Increase in MSP: Peanuts, say agricultural experts

Wheat and barley see the lowest increase in MSP announced by government; red lentils the highest

By Vivek Mishra
Published: Wednesday 08 September 2021
Women thresh crops in Sangrur, Punjab. Photo: Neil Palmer via Wikimedia Commons

The farmers’ protests in Delhi and north India are in their tenth month, with the guarantee of Minimum Support Price (MSP) for crops as one of the main demands. Even as they rage on, the Union government September 8, 2021 approved to increase the MSP for rabi 2022-23.

The Cabinet Committee on Economic Affairs, chaired by Prime Minister Narendra Modi, approved the increase in the MSP for all rabi crops for the 2022-23 season.

However, agricultural experts said the increases in MSP of various crops showed the lop-sided judgement and misplaced priorities of the government. The increases would not help farmers in any way. Rather, their lot would worsen, they added.

For instance, two important crops, namely wheat and barley, have seen the lowest increases in MSP at Rs 40 and Rs 35, respectively.

On the other hand, a crop such as masoor dal (red lentils), which is not grown by a substantial proportion of Indian farmers, has seen an increase of Rs 400 in its MSP.

Red lentils are not used in a big way in Indian food, as compared to chickpeas and pigeon peas. In fact, India imports three million tonnes of pulses every year. Of this, one million tonnes are of red lentils.

The MSPs of canola (rapeseed) and mustard have also been increased by Rs 400, that of gram or chickpea by Rs 130 and that of safflower by Rs 114.

MSPs for all Rabi crops for marketing season 2022-23 (In Rs per quintal)

Crops MSP for RMS 2021-22   MSP for RMS 2022-23   Cost* of production 2022-23 Increase in MSP (Absolute) Return over cost (in per cent)
Wheat 1,975 2,015 1,008 40 100
Barley 1,600 1,635 1,019 35 60
Gram 5,100 5,230 3,004 130 74
Lentil (Masur) 5,100 5,500 3,079 400 79
Rapeseed & Mustard 4,650 5,050 2,523 400 100
Safflower 5,327 5,441 3,627 114 50
  • Refers to comprehensive cost which includes all paid out costs such as those incurred on account of hired human labour, bullock labour / machine labour, rent paid for leased-in land, expenses incurred on the use of material inputs like seeds, fertilisers, manures, irrigation charges, depreciation on implements and farm buildings, interest on working capital, diesel / electricity for operation of pump sets, etc, miscellaneous expenses and imputed value of family labour

However, the government, in a statement, justified the increase in MSP of Rabi crops for RMS 2022-23. It said the increase was in line with the announcement made in the Union Budget 2018-19.

The budget had said the MSP should be increased by at least one-and-a-half times, keeping in view the average production across the country.

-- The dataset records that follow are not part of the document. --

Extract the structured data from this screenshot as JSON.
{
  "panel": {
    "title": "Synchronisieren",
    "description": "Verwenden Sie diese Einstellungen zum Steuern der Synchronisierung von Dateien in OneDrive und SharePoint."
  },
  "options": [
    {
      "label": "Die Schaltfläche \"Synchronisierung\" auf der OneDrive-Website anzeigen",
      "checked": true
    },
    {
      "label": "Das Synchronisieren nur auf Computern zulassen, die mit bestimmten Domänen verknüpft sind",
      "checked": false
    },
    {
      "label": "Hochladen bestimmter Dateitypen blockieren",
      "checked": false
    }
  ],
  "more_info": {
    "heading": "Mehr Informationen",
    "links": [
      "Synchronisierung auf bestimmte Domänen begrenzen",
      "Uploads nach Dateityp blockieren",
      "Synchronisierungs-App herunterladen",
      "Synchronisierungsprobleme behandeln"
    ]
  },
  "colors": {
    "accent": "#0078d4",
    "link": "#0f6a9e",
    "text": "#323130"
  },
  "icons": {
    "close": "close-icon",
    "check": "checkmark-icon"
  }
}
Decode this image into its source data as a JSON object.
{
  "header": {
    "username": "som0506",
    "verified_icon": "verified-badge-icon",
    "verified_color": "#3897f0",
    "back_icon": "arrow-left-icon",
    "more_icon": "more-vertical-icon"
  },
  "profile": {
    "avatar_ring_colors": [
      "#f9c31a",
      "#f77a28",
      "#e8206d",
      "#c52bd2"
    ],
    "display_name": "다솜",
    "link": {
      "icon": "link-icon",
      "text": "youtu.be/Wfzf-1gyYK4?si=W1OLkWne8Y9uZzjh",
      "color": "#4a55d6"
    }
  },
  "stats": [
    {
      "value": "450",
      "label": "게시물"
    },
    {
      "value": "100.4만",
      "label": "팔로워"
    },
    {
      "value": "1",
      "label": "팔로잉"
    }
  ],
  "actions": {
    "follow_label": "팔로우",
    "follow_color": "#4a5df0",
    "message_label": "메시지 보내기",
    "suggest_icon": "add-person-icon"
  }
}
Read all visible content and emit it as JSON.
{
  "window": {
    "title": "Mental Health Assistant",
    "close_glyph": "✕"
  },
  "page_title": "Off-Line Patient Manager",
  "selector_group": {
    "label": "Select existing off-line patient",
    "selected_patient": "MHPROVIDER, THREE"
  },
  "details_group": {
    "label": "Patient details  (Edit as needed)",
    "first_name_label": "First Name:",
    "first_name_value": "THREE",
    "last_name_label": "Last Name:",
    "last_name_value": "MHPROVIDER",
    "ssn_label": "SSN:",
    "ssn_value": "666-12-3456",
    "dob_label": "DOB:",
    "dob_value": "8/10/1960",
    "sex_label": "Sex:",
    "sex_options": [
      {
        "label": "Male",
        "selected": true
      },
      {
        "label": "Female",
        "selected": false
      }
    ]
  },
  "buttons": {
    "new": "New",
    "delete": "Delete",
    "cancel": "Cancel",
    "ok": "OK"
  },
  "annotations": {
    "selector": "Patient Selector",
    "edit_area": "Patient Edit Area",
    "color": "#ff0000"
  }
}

The above graphic has been made by ASHA Kisan Swaraj. Assuming an inflation rate of 6%, it calculates real per centage comparison of MSP to 2021-22

According to the statement, “the expected returns to farmers over their cost of production are estimated to be highest in case of wheat and rapeseed and mustard (100 per cent each), followed by lentil (79 per cent), gram (74 per cent), barley (60 per cent) and safflower (50 per cent).

It added:

Concerted efforts were made over the last few years to realign the MSPs in favour of oilseeds, pulses and coarse cereals to encourage farmers shift to larger area under these crops and adopt best technologies and farm practices, to correct demand — supply imbalance.

But, agriculture expert Devinder Sharma told Down To Earth that the legal guarantee of MSP that farmers in the Delhi protests had demanded, clearly meant they did not want trading below the fixed MSP.

He added that the current rate of inflation was 5.9 per cent. Petrol and diesel prices had doubled. In other words, input costs had increased significantly:

For example, the MSP on wheat and barley has increased by just two per cent. It does not cover the current inflation rate at all. At the same time, the current price of mustard is between Rs 7,000 and Rs 8,000 per quintal. The government, though, has been able to increase the MSP by just Rs 400 to Rs 5,050. How will a farmer who grows mustard, be able to even reach the market price?

The above graphic has been made by ASHA Kisan Swaraj. Assuming an inflation rate of 6%, it calculates MSP comparison in real terms

Kiran Kumar Vissa, said his organisation, Asha Kisan Swaraj, that works for farmers, had compared the increased rates of the government’s MSP with the current six per cent inflation rate and the MSP rates of 2021-22. He added that the results were less than even the old MSP.

Sharma said such an (abysmal) increase in MSP was part of an old economic design to exclude farmers from agriculture.

“Recently, dearness allowance of government employees was increased. But there is no safety net in terms of MSP for farmers. MSP should be a benchmark. There should be no trading below it,” Sharma said.

Asha Kisan Swaraj said the government was misleading the farmers.